Alles schien gleichzeitig zu geschehen. Ich handelte, ohne zu denken und - aber das wurde mir in diesem Moment nicht bewußt - nicht einmal aus freien Stücken, sondern gezwungen von einem fremden, ungeheuer starken Willen, federte zur Seite und schlug ungeschickt auf den glitschigen Decksplanken auf. Ein Schrei gellte über das Schiff, und irgend etwas Dunkles, Feuchtes und ungeheuer Starkes krallte sich in meinen Rücken, riß mich in die Höhe und versuchte, mich gegen den Mast zu schleudern.

Diesmal reagierte ich instinktiv. Statt mich gegen die Kraft zu stemmen, wie es der Angreifer erwartet haben mußte, machte ich im Gegenteil einen blitzschnellen Schritt nach vorne, griff mit beiden Händen über meine Schultern zurück und bekam eine haarige Hand zu fassen. Ich vollführte eine halbe Drehung, knickte in die Hüfte ein und legte alle Kraft in die Bewegung nach vorne. Meine Füße verloren auf dem glitschigen Deck den Halt; ich fiel. Aber der Kerl, der mich gepackt hatte, wurde in hohem Bogen über meinen gekrümmten Rücken hinweggeschleudert, segelte drei, vier Meter durch die Luft und schlitterte mit haltlos rudernden Armen gegen die Reling.

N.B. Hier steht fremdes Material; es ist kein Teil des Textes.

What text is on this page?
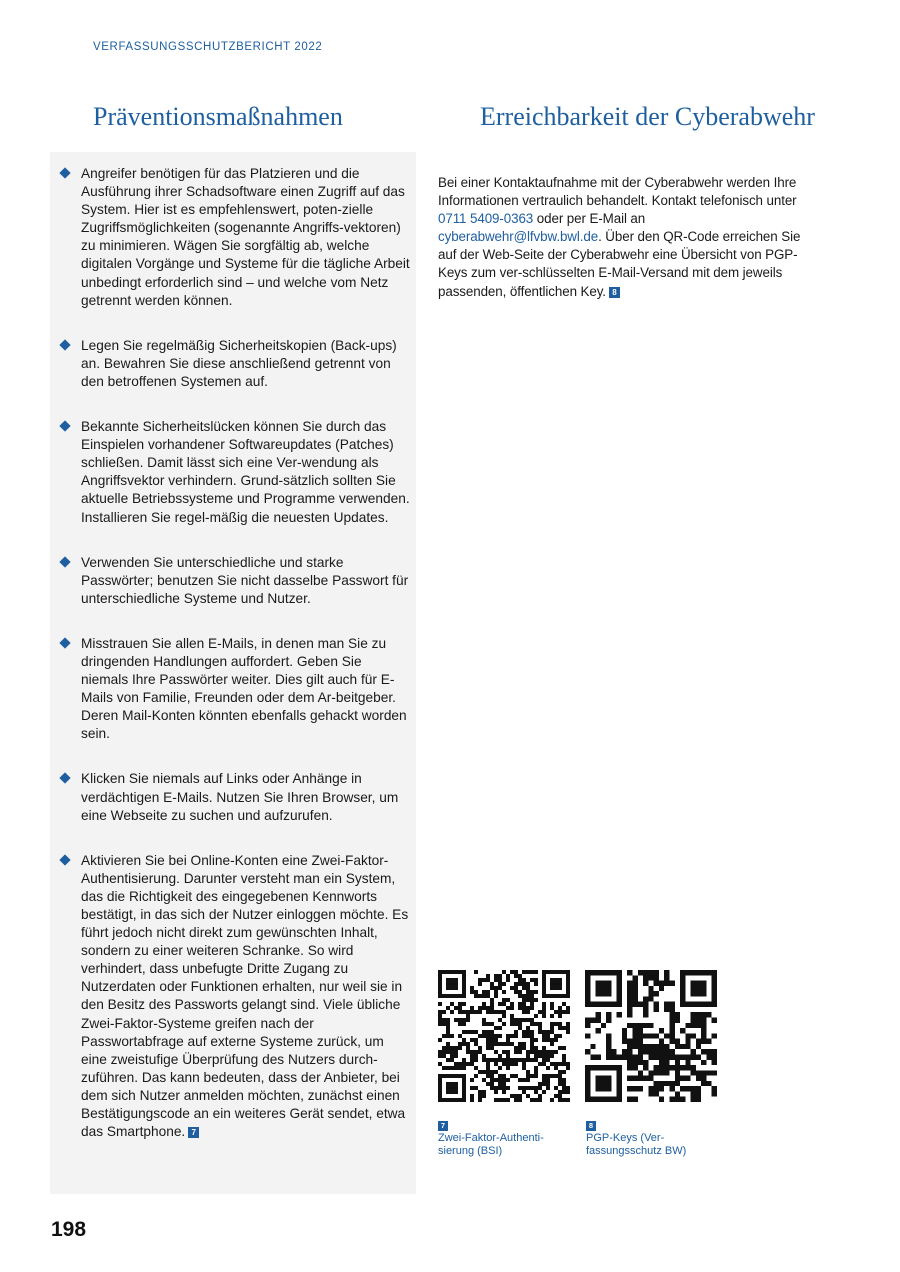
VERFASSUNGSSCHUTZBERICHT 2022
Präventionsmaßnahmen	Erreichbarkeit der Cyberabwehr
Angreifer benötigen für das Platzieren und die Ausführung ihrer Schadsoftware einen Zugriff auf das System. Hier ist es empfehlenswert, poten-zielle Zugriffsmöglichkeiten (sogenannte Angriffs-vektoren) zu minimieren. Wägen Sie sorgfältig ab, welche digitalen Vorgänge und Systeme für die tägliche Arbeit unbedingt erforderlich sind – und welche vom Netz getrennt werden können.
Legen Sie regelmäßig Sicherheitskopien (Back-ups) an. Bewahren Sie diese anschließend getrennt von den betroffenen Systemen auf.
Bekannte Sicherheitslücken können Sie durch das Einspielen vorhandener Softwareupdates (Patches) schließen. Damit lässt sich eine Ver-wendung als Angriffsvektor verhindern. Grund-sätzlich sollten Sie aktuelle Betriebssysteme und Programme verwenden. Installieren Sie regel-mäßig die neuesten Updates.
Verwenden Sie unterschiedliche und starke Passwörter; benutzen Sie nicht dasselbe Passwort für unterschiedliche Systeme und Nutzer.
Misstrauen Sie allen E-Mails, in denen man Sie zu dringenden Handlungen auffordert. Geben Sie niemals Ihre Passwörter weiter. Dies gilt auch für E-Mails von Familie, Freunden oder dem Ar-beitgeber. Deren Mail-Konten könnten ebenfalls gehackt worden sein.
Klicken Sie niemals auf Links oder Anhänge in verdächtigen E-Mails. Nutzen Sie Ihren Browser, um eine Webseite zu suchen und aufzurufen.
Aktivieren Sie bei Online-Konten eine Zwei-Faktor-Authentisierung. Darunter versteht man ein System, das die Richtigkeit des eingegebenen Kennworts bestätigt, in das sich der Nutzer einloggen möchte. Es führt jedoch nicht direkt zum gewünschten Inhalt, sondern zu einer weiteren Schranke. So wird verhindert, dass unbefugte Dritte Zugang zu Nutzerdaten oder Funktionen erhalten, nur weil sie in den Besitz des Passworts gelangt sind. Viele übliche Zwei-Faktor-Systeme greifen nach der Passwortabfrage auf externe Systeme zurück, um eine zweistufige Überprüfung des Nutzers durch-zuführen. Das kann bedeuten, dass der Anbieter, bei dem sich Nutzer anmelden möchten, zunächst einen Bestätigungscode an ein weiteres Gerät sendet, etwa das Smartphone. 7
Bei einer Kontaktaufnahme mit der Cyberabwehr werden Ihre Informationen vertraulich behandelt. Kontakt telefonisch unter 0711 5409-0363 oder per E-Mail an cyberabwehr@lfvbw.bwl.de. Über den QR-Code erreichen Sie auf der Web-Seite der Cyberabwehr eine Übersicht von PGP-Keys zum ver-schlüsselten E-Mail-Versand mit dem jeweils passenden, öffentlichen Key. 8
7Zwei-Faktor-Authenti-sierung (BSI)
8PGP-Keys (Ver-fassungsschutz BW)
198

Sie zerbrach unter seinem Anprall. Der Mann rutschte mit fast unvermindertem Tempo über das Deck hinaus, drehte sich im letzten Moment und bekam ein Stück der zerborstenen Reling zu fassen. Mit einem Ruck, der ihm fast die Arme aus den Gelenken reißen mußte, fing er seinen Sturz ab.